Like many LGBT elders across cultures, some Filipinos are more comfortable being out than others. When I’m out in the community presenting on LGBT aging issues, I’ve been approached by older gay API men with gratitude for speaking out about the concerns of LGBT seniors as they age. However, when I invite them or other LGBT API seniors to events, they reveal their discomfort with being out in LGBT community. Recently, I spoke with an out gay Chinese senior about participating in an anonymous survey on the service needs of LGBT seniors in San Francisco. He agreed to take the survey and to share with a group of older LGBT API men he meets with on a regular basis. Later when I asked him about the survey, he said that the ten API men he approached did not feel comfortable sharing details about their service needs, even when they understood their responses would be anonymous. He reiterated, “They just don’t feel comfortable.”

Research shows that LGBT elders are at a higher risk for social isolation, and this is extremely layered for LGBT Filipino seniors, which depending on their age, may relate to Filipino and LGBT communities differently. For example, an older Filipino gay man in his early 70’s whose partner of 30 years recently passed away, just discovered Openhouse. When I asked him why he and his partner hadn’t participated before, his response was, “We had each other and kept to ourselves. Now that he’s gone, I realize that I need to keep healthy by forcing myself to make connections with more people.” He shared that he’s more comfortable being out now as a single gay man, than he was when he was with his partner.  Filipina lesbians in their early 60’s that I’ve known seem to be well-situated in intergenerational lesbian community. A 61-year-old Filipina lesbian once told me, “As a cancer survivor, I’m not interested in sitting around with old Pinays (Filipinas) talking about my aches and pains! I love hanging out with younger Pinay lesbians, they keep me young!”

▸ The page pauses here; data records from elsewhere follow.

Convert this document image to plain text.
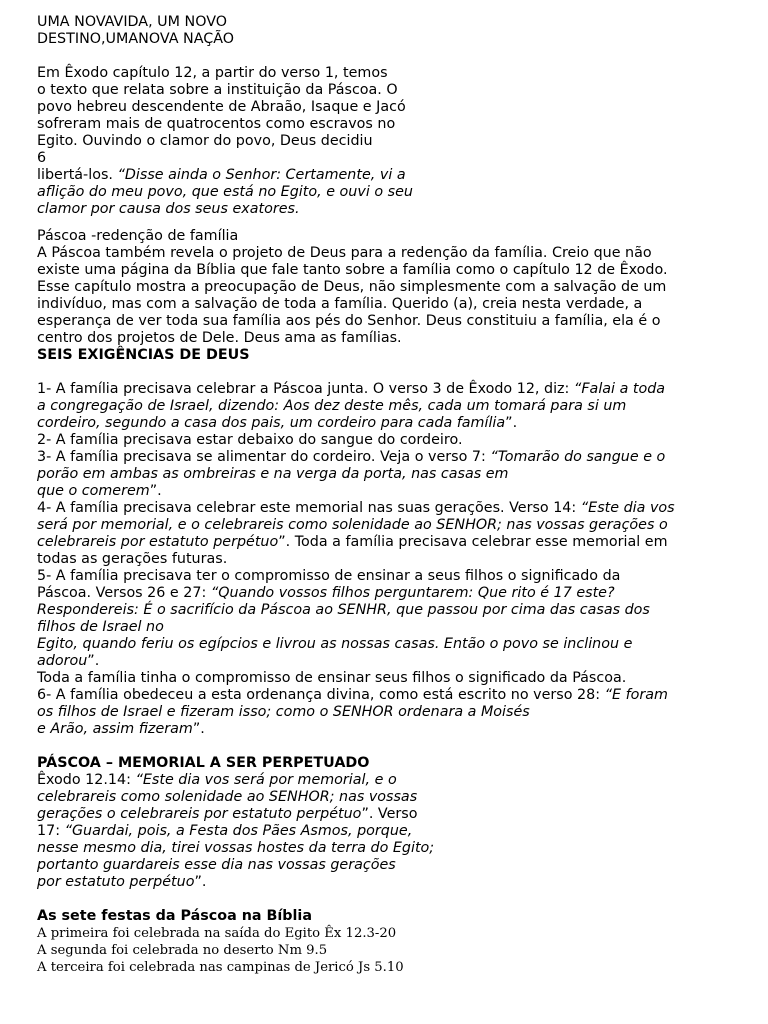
UMA NOVAVIDA, UM NOVO
DESTINO,UMANOVA NAÇÃO
Em Êxodo capítulo 12, a partir do verso 1, temos
o texto que relata sobre a instituição da Páscoa. O
povo hebreu descendente de Abraão, Isaque e Jacó
sofreram mais de quatrocentos como escravos no
Egito. Ouvindo o clamor do povo, Deus decidiu
6
libertá-los. “Disse ainda o Senhor: Certamente, vi a
aflição do meu povo, que está no Egito, e ouvi o seu
clamor por causa dos seus exatores.
Páscoa -redenção de família
A Páscoa também revela o projeto de Deus para a redenção da família. Creio que não
existe uma página da Bíblia que fale tanto sobre a família como o capítulo 12 de Êxodo.
Esse capítulo mostra a preocupação de Deus, não simplesmente com a salvação de um
indivíduo, mas com a salvação de toda a família. Querido (a), creia nesta verdade, a
esperança de ver toda sua família aos pés do Senhor. Deus constituiu a família, ela é o
centro dos projetos de Dele. Deus ama as famílias.
SEIS EXIGÊNCIAS DE DEUS
1- A família precisava celebrar a Páscoa junta. O verso 3 de Êxodo 12, diz: “Falai a toda
a congregação de Israel, dizendo: Aos dez deste mês, cada um tomará para si um
cordeiro, segundo a casa dos pais, um cordeiro para cada família”.
2- A família precisava estar debaixo do sangue do cordeiro.
3- A família precisava se alimentar do cordeiro. Veja o verso 7: “Tomarão do sangue e o
porão em ambas as ombreiras e na verga da porta, nas casas em
que o comerem”.
4- A família precisava celebrar este memorial nas suas gerações. Verso 14: “Este dia vos
será por memorial, e o celebrareis como solenidade ao SENHOR; nas vossas gerações o
celebrareis por estatuto perpétuo”. Toda a família precisava celebrar esse memorial em
todas as gerações futuras.
5- A família precisava ter o compromisso de ensinar a seus filhos o significado da
Páscoa. Versos 26 e 27: “Quando vossos filhos perguntarem: Que rito é 17 este?
Respondereis: É o sacrifício da Páscoa ao SENHR, que passou por cima das casas dos
filhos de Israel no
Egito, quando feriu os egípcios e livrou as nossas casas. Então o povo se inclinou e
adorou”.
Toda a família tinha o compromisso de ensinar seus filhos o significado da Páscoa.
6- A família obedeceu a esta ordenança divina, como está escrito no verso 28: “E foram
os filhos de Israel e fizeram isso; como o SENHOR ordenara a Moisés
e Arão, assim fizeram”.
PÁSCOA – MEMORIAL A SER PERPETUADO
Êxodo 12.14: “Este dia vos será por memorial, e o
celebrareis como solenidade ao SENHOR; nas vossas
gerações o celebrareis por estatuto perpétuo”. Verso
17: “Guardai, pois, a Festa dos Pães Asmos, porque,
nesse mesmo dia, tirei vossas hostes da terra do Egito;
portanto guardareis esse dia nas vossas gerações
por estatuto perpétuo”.
As sete festas da Páscoa na Bíblia
A primeira foi celebrada na saída do Egito Êx 12.3-20
A segunda foi celebrada no deserto Nm 9.5
A terceira foi celebrada nas campinas de Jericó Js 5.10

As someone who lives at the intersections of Filipino (Pinay), queer, immigrant, and femme identities, I often feel that I have to choose which one is most salient, depending on the moment and context. My hope for our LGBT API elders (as well as myself), is that we can create a community that affirms and makes visible the plurality of identities we each embody so that we can bring our full, integrated selves wherever we go.